Infection is possible following any surgical procedure used to treat a fracture, but the risk is very low - less than one in a hundred. The risk is much higher if the fracture is a open fracture. An infection following surgery to repair a fracture may require additional surgery to remove the infected tissue and treatment with antibiotics.
The fracture fragments may fail to heal; this is referred to as a nonunion. The fracture fragments may also heal in an unacceptable alignment; this is called malunion. Both of these complications may result in pain, loss of strength, and a decreased range of motion of the shoulder. A second operation may be needed to treat the complication.
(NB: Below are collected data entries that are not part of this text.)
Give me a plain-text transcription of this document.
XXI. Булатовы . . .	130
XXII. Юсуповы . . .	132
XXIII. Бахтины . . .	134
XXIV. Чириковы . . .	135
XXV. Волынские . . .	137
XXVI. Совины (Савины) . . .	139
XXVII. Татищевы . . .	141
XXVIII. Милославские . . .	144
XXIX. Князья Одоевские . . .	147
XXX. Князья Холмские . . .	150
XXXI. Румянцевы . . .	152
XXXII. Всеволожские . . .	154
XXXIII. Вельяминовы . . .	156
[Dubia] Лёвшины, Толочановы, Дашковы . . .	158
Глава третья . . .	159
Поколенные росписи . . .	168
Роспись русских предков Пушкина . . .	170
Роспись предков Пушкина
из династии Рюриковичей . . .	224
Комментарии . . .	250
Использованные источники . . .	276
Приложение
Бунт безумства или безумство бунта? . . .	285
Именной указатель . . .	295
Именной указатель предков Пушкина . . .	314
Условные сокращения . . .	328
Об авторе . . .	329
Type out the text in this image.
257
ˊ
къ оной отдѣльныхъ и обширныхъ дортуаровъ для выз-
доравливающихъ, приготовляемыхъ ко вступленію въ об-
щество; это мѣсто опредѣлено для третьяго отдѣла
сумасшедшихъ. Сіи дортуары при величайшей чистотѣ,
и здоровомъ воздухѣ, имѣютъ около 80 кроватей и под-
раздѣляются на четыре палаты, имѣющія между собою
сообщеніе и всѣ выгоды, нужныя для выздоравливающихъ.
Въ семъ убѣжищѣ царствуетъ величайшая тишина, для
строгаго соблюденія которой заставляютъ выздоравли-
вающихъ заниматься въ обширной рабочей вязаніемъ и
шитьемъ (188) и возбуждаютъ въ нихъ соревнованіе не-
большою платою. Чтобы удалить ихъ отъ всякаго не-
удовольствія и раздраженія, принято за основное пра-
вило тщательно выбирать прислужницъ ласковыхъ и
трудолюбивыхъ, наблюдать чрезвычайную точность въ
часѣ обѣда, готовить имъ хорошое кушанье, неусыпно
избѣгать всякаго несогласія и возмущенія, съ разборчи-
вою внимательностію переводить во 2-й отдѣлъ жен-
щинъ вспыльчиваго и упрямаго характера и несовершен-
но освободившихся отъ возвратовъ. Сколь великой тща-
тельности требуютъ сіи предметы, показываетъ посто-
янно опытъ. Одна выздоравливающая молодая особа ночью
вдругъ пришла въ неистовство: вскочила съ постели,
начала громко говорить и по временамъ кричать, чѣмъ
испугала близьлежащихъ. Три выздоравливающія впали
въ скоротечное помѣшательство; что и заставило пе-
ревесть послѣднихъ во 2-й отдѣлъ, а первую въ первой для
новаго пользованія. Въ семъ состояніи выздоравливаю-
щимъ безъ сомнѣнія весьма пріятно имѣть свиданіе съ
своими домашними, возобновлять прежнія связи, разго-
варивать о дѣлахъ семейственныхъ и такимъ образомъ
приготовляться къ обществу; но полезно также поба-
Most clavicle fractures heal in about three months. During the first two to three weeks, you may feel the fracture fragments shift as you move your arm. This is normal for fractures that have not been treated with surgery. Your rehabilitation exercises will begin as soon as you can tolerate motion with very gentle exercises (pendulum exercises) designed to regain motion. Once the fracture has healed enough strengthening exercises will be added to your rehabilitation program. This my occur at six to eight weeks. If surgery has been required, the rehabilitation program will be modified to protect the fixation of the fracture fragments. Your surgeon will communicate with your physical therapist to make sure that your rehabilitation program does not risk causing the fixation to fail. If the surgeon feels that the fixation is very solid, you may be able progress your program quickly; if the fixation is not so solid, the speed at which you progress may need to be slowed until more healing occurs.
The prognosis for clavicle fractures is generally excellent. The shoulder has the largest range of motion of any joint in the body. What this means if that even if the fracture fragments do not heal exactly in their normal position the shoulder joint can easily compensate and provide you with a well functioning shoulder joint.